Mais déjà l’inconnu paraissait ne plus l’entendre. Il s’était enfoncé dans le fauteuil, sa tête était tombée sur sa poitrine, et un ronflement d’abord léger, puis plus fortement accentué, prouva qu’il serait sourd aux observations et explications d’Aïxa, et qu’il n’était nullement disposé à y faire droit.

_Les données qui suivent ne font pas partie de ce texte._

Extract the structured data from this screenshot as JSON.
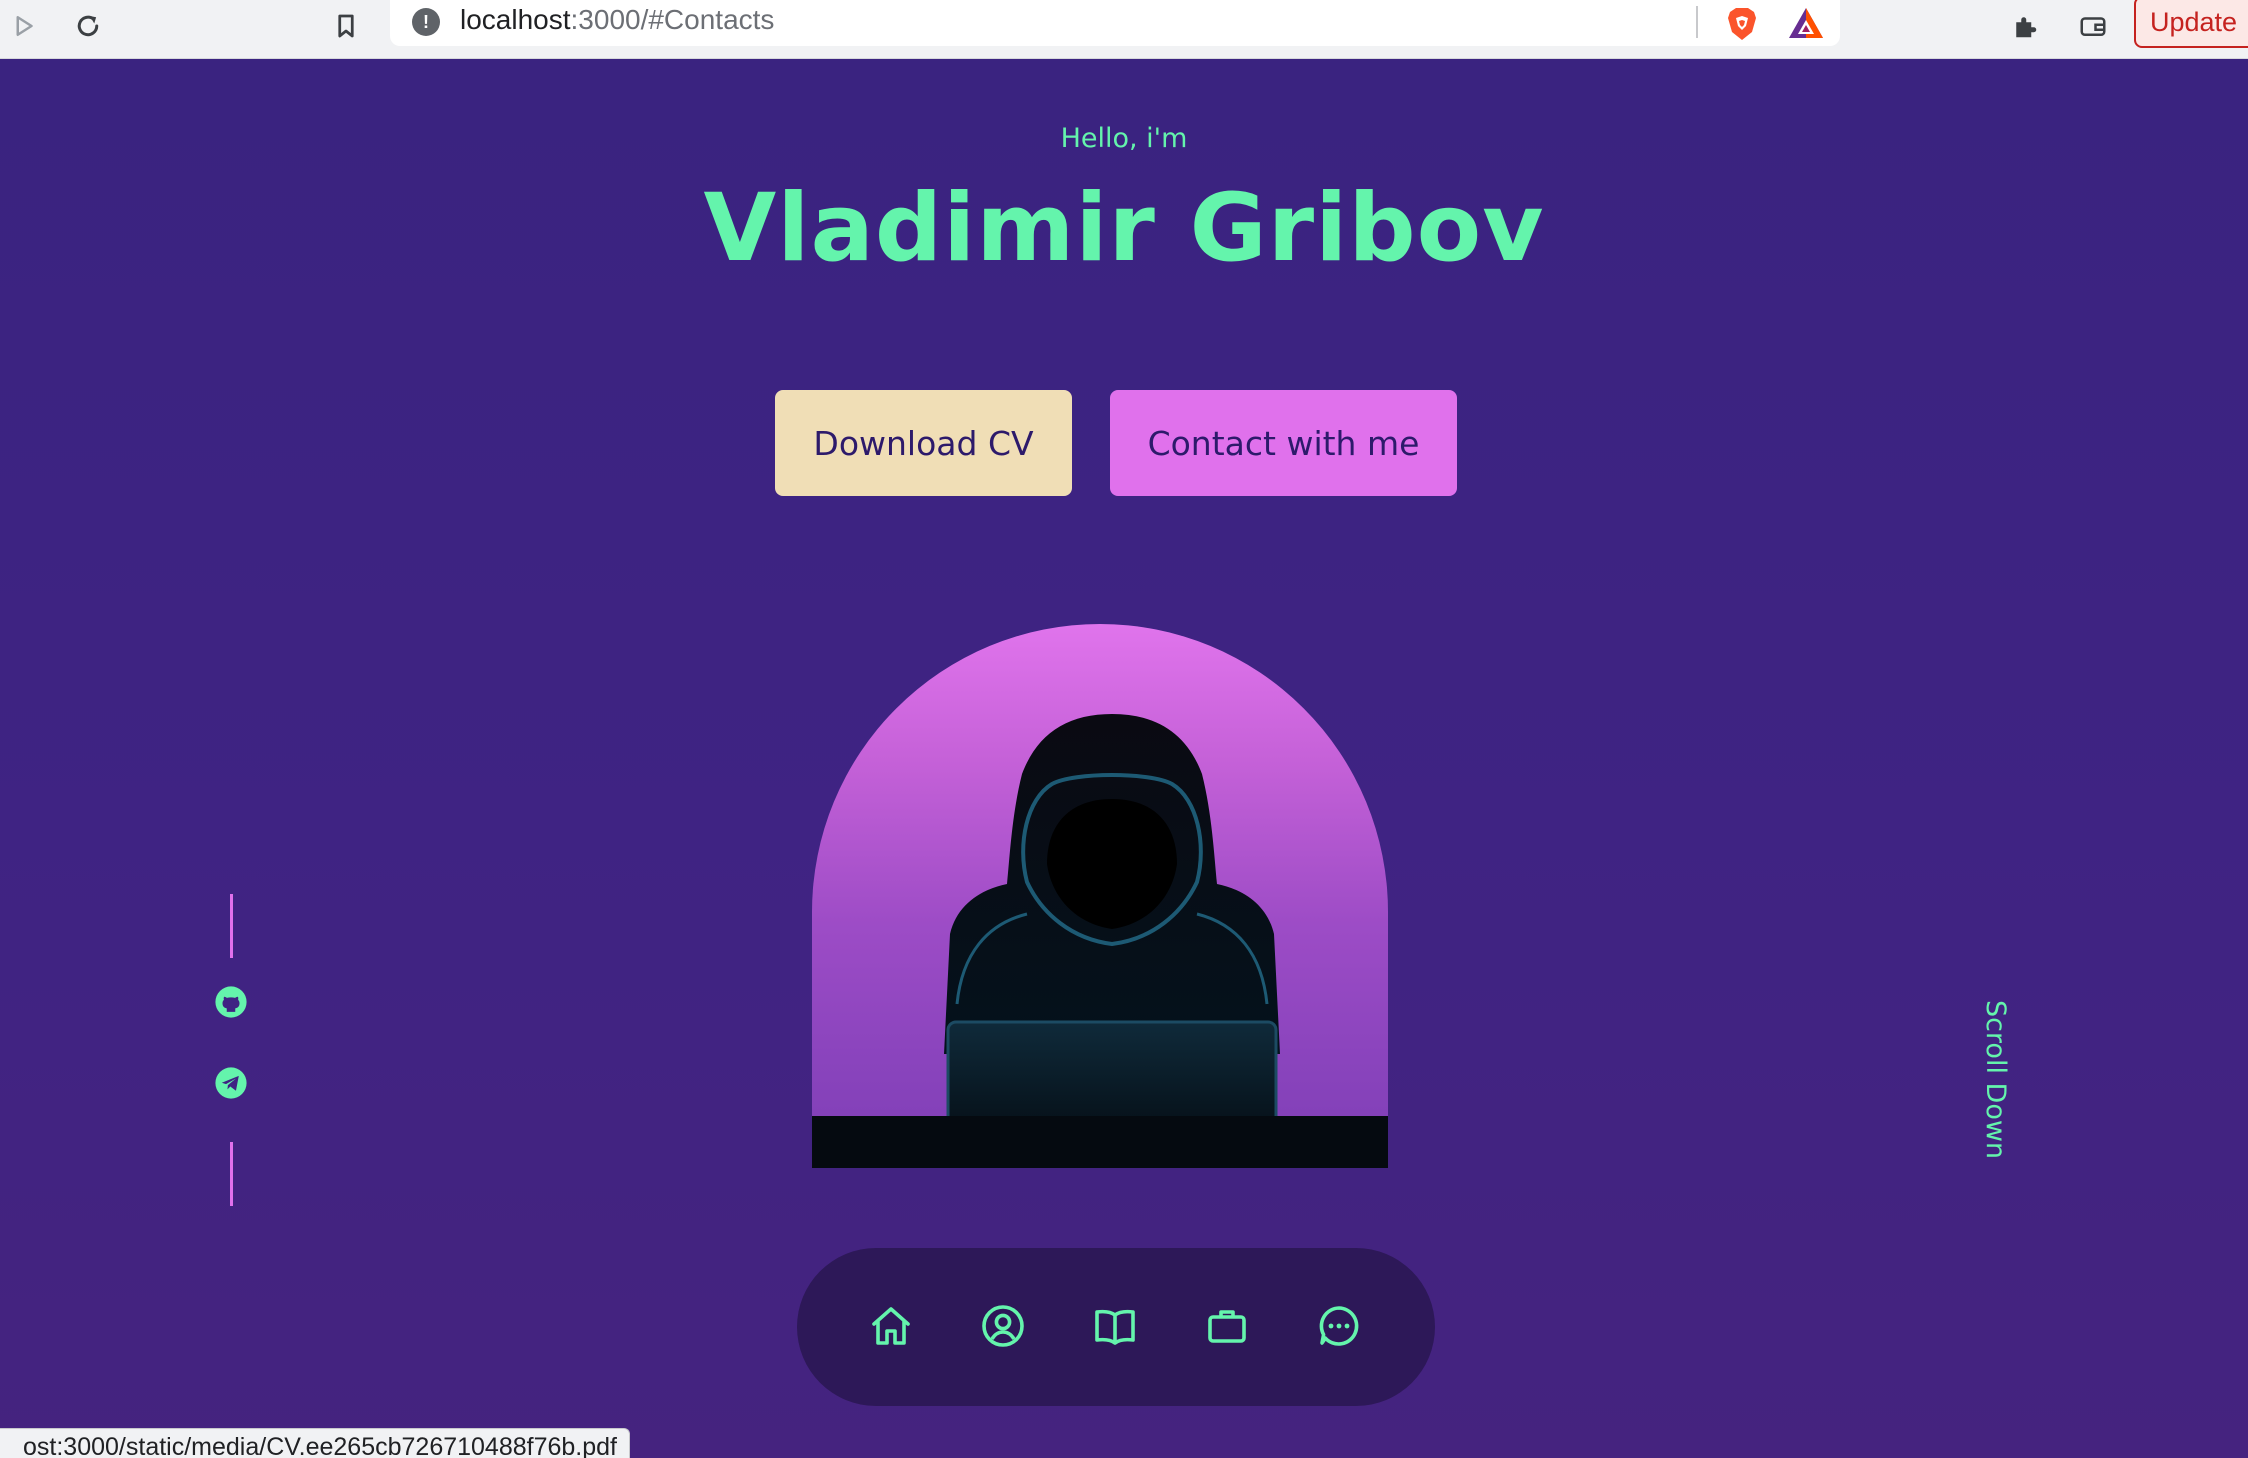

La jeune femme se serait bien retirée elle-même dans l’appartement qu’elle désignait au faux duc de Santarem, mais le fauteuil occupé par lui était devant la porte et fermait le passage. Elle s’arrêta. Elle n’osait l’éveiller. D’ailleurs, tant qu’il dormirait ainsi, elle n’aurait rien à craindre. Elle alla donc s’asseoir à l’extrémité de la chambre, le plus loin de lui possible, et ne le quittant point des yeux. Il lui sembla que de temps en temps l’inconnu entr’ouvrait les siens.

Il ne dormait donc pas !… elle commença a avoir peur.

Une heure et plus se passa ainsi ; le bruit qui régnait dans le château avait peu à peu diminué, puis il s’était entièrement éteint. Partout le plus profond silence ; chacun dormait. Il était probable que l’inconnu avait attendu ce moment pour s’éveiller, car il leva la tête, ouvrit les yeux et aperçut en face de lui ceux d’Aïxa, qui, brillants et flamboyants, ne perdaient pas un seul de ses gestes.

— Eh quoi, madame, vous ne dormez pas !

— Non, seigneur cavalier, j’attendais votre réveil pour vous prier de vouloir bien passer dans l’appartement voisin et me laisser celui-ci, qui est le mien.

— Ah ! dit l’inconnu avec un sourire moqueur, vous oubliez que, ce soir, quand je voulais sortir de ce château, on m’a retenu, que vous-même tout à l’heure encore m’avez dit : « Restez… restez, de grâce. » Je l’aï promis, et je tiens ma parole.

— Je ne vous empêche pas de la tenir, dit Aïxa, pourvu que ce soit, non pas ici… mais là-bas.

Et du doigt elle lui montrait la porte de l’autre chambre.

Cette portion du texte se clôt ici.